I categorically and unequivocally, cannot abide Other People’s Children.
There. I said it. Wow. I feel like a mule that’s shed it’s load. I’m out of the child-hating closet and I can shout it from the roof tops. “I don’t like Other People’s Children! I only smile and nod because I believe it’s the socially acceptable thing to do! To be honest, I only put up with my own kids because someone’s going to have to help me do the shopping when I’m old and decrepit, why would I like yours?”
Phew. I feel like a new woman. Before you all stalk off to cross me off your Christmas card list (this might be a good moment to say I don’t enjoy smug round-robin Christmas newsletters either. I don’t want to know that little William has just been accepted as the youngest ever lead violin in the National Youth Orchestra – presented with a fiddle my child would simply try to eat it) let me explain.
1. That noise that she has been making repeatedly and loudly for the last half an hour. Not cute. And I seriously doubt that it’s proof that she’s gifted. No, really. I don’t think Mensa are going to be calling anytime soon.
2. Please take that spoon off little Jimmy. If he bashes my antique chest with it one more time I am going to use it to stab him with.
3. It’s Twinkle Twinkle Little Star. Teach her O Mio Babinno Caro and I might be impressed.
4. You appear to be no longer interested in drinking copious amounts of wine. I’m holding your brat entirely responsible for this alarming development in your personality. No, I’m not making more coffee. It’s 2pm and it’s wine time.
5. There. Is. Something. Coming. Out. Of. It’s. Nose. Make. It. Stop.
6. I don’t like wiping other children’s backsides. I don’t liking wiping my own children’s backsides. Truth be told, I find wiping my own something of a chore. Just because I’ve had children does not mean that I, like you, seem to have become immune to the horrors of other people’s excrement. Please ensure you are on hand AT ALL TIMES in case bottom-wiping duties are required.

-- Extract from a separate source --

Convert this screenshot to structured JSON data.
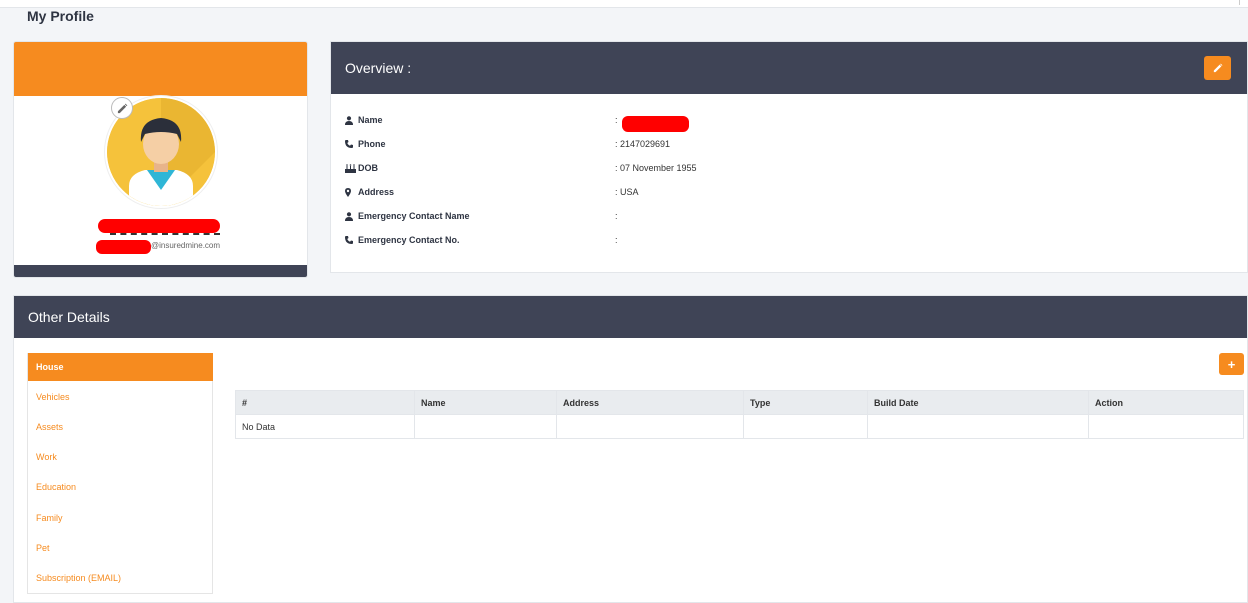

I can’t cope.
7. If your child or children happen to be more intelligent than mine, please keep it to yourself. Otherwise you will rapidly find that I no longer answer my phone and that emails go unanswered.
8. They know I don’t like them. That’s why they scream every time you walk out of the room. They’re like cats. They always recognise the non-cat person. It is not because ‘they don’t know me yet’ and it has nothing to do with ‘not having seen me for a while’. It is because inside their highly tuned, psychic little toddler-skulls they are being alerted to the fact that I not only loathe them but that I will have absolutely no idea what to do should there be a crisis whilst you go to the loo. Take it with you. It’ll be safer.
9. I am utterly and sociapathically unmoved by crying. I can’t help it. There has to be copious amounts of blood for me to switch from mildly irritated to somewhat sympathetic. I wasn’t hugged much as a child.
10. There. Is. Still. Something. Coming. Out. Of. It’s. Nose. And. It’s. Running. Down. His. Lip. Ergh. Ergh. Ergh. ERGH.
It’s nothing personal. If our relationship can tiptoe through the child raising era, I have no doubt that when your child is say, thirty, we’ll get on great; but for the time being please understand, I’m terrified of children and they are terrified of me.
I should probably mention that as a fair woman, I realise that my own children are probably anathema to you. They often are for me. For instance this morning when my son sneezed porridge all over my new… anyway, I digress. You might not like my children. Though I can’t possibly imagine why not. Apart from the bodily function problems they’re pretty much perfect.
Let’s just agree to get a babysitter and go out on the town eh?